Number needed to treat (NNT)
The number of patients who need to be treated to prevent one bad outcome. It is the inverse of the ARR: NNT=1/ARR. Numbers needed to harm (NNH) is the number of patients who, if they received the experimental treatment, would lead to one additional person being harmed compared with patients who receive the control treatment. It is calculated as 1/ARI.
Observational study
A family of studies in which investigators compare people who take an intervention, with those who do not. The investigators neither allocate patients to receive the intervention nor administer the intervention. Instead, they compare records of patients who took an intervention and have been treated in routine practice, with similar patients who had not taken the intervention. The most common observational designs are case-studies, case-series, case-control studies, cohort studies, and historically-controlled studies. (Howick)
Odds
A ratio of events to non-events. If the event rate for a disease is 0.2 (20%), its non-event rate is 0.8 and therefore its odds are 2/8.
p value
The probability that a particular result would have happened by chance.
Participatory Evaluation
“Improve program implementation and outcomes by actively engaging all stakeholders in the evaluation process”

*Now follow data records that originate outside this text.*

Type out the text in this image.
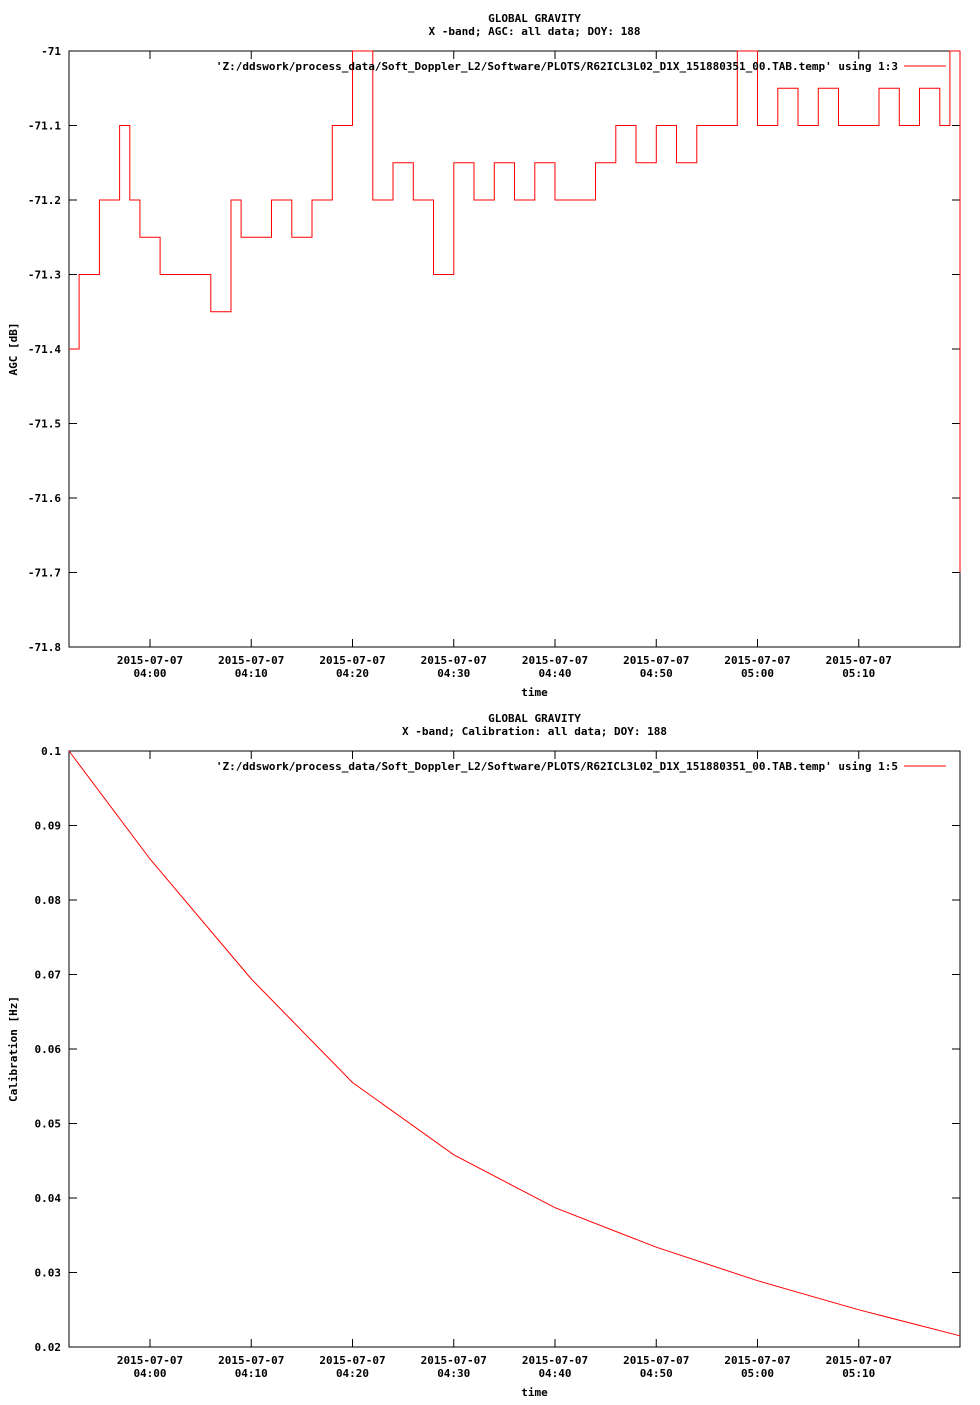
GLOBAL GRAVITY
X -band; AGC: all data; DOY: 188
-71
-71.1
-71.2
-71.3
-71.4
-71.5
-71.6
-71.7
-71.8
2015-07-07
04:00
2015-07-07
04:10
2015-07-07
04:20
2015-07-07
04:30
2015-07-07
04:40
2015-07-07
04:50
2015-07-07
05:00
2015-07-07
05:10
time
AGC [dB]
'Z:/ddswork/process_data/Soft_Doppler_L2/Software/PLOTS/R62ICL3L02_D1X_151880351_00.TAB.temp' using 1:3
GLOBAL GRAVITY
X -band; Calibration: all data; DOY: 188
0.1
0.09
0.08
0.07
0.06
0.05
0.04
0.03
0.02
2015-07-07
04:00
2015-07-07
04:10
2015-07-07
04:20
2015-07-07
04:30
2015-07-07
04:40
2015-07-07
04:50
2015-07-07
05:00
2015-07-07
05:10
time
Calibration [Hz]
'Z:/ddswork/process_data/Soft_Doppler_L2/Software/PLOTS/R62ICL3L02_D1X_151880351_00.TAB.temp' using 1:5
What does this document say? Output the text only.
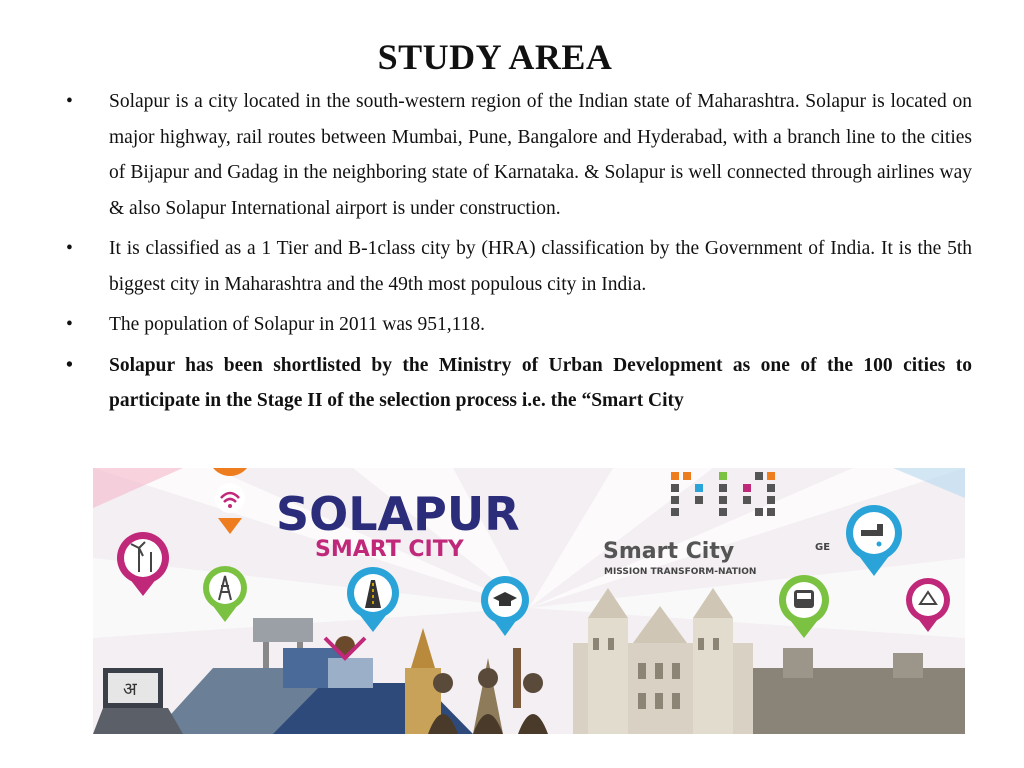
STUDY AREA
•	Solapur is a city located in the south-western region of the Indian state of Maharashtra. Solapur is located on major highway, rail routes between Mumbai, Pune, Bangalore and Hyderabad, with a branch line to the cities of Bijapur and Gadag in the neighboring state of Karnataka. & Solapur is well connected through airlines way & also Solapur International airport is under construction.
•	It is classified as a 1 Tier and B-1class city by (HRA) classification by the Government of India. It is the 5th biggest city in Maharashtra and the 49th most populous city in India.
•	The population of Solapur in 2011 was 951,118.
•	Solapur has been shortlisted by the Ministry of Urban Development as one of the 100 cities to participate in the Stage II of the selection process i.e. the “Smart City
SOLAPUR
SMART CITY	Smart City
MISSION TRANSFORM-NATION
GE
अ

W.K. Kellogg Foundation (2010) Evaluation Handbook
betterevaluation.org/en/resources/guides/budgets_checklist/kellogg_foundation_handbook
Placebo
A placebo is a fake or inactive intervention, received by the participants allocated to the control group in a clinical trial. It is indistinguishable from the active intervention received by patients in the experimental group. One definition is that use of a placebo describes what happens when you do nothing, so that in the context of a clinical trial, for instance, a placebo group could describe the natural history of a disorder without the intervention under test. It is the effect we see when we do nothing.
Positive predictive value (+PV)
The proportion of people with a positive test who have disease.
Positivism
This employs objectivity and is characterised by single truths; observation; measurable features and utilises quantitative methodologies. Its language is that of numbers.
Post-marketing surveillance
A procedure implemented after a drug has been licensed for public use, designed to provide information on the actual use of the drug for a given indication, and on the occurrence of side effects and adverse reactions. It’s a method for epidemiologic study of adverse drug reactions.
Post-test probability
The probability that a patient has the disorder of interest after the test result is known.
Pre-test probability
The probability that a patient has the disorder of interest prior to administering a test.
Prevalence
The baseline risk of a disorder in the population of interest.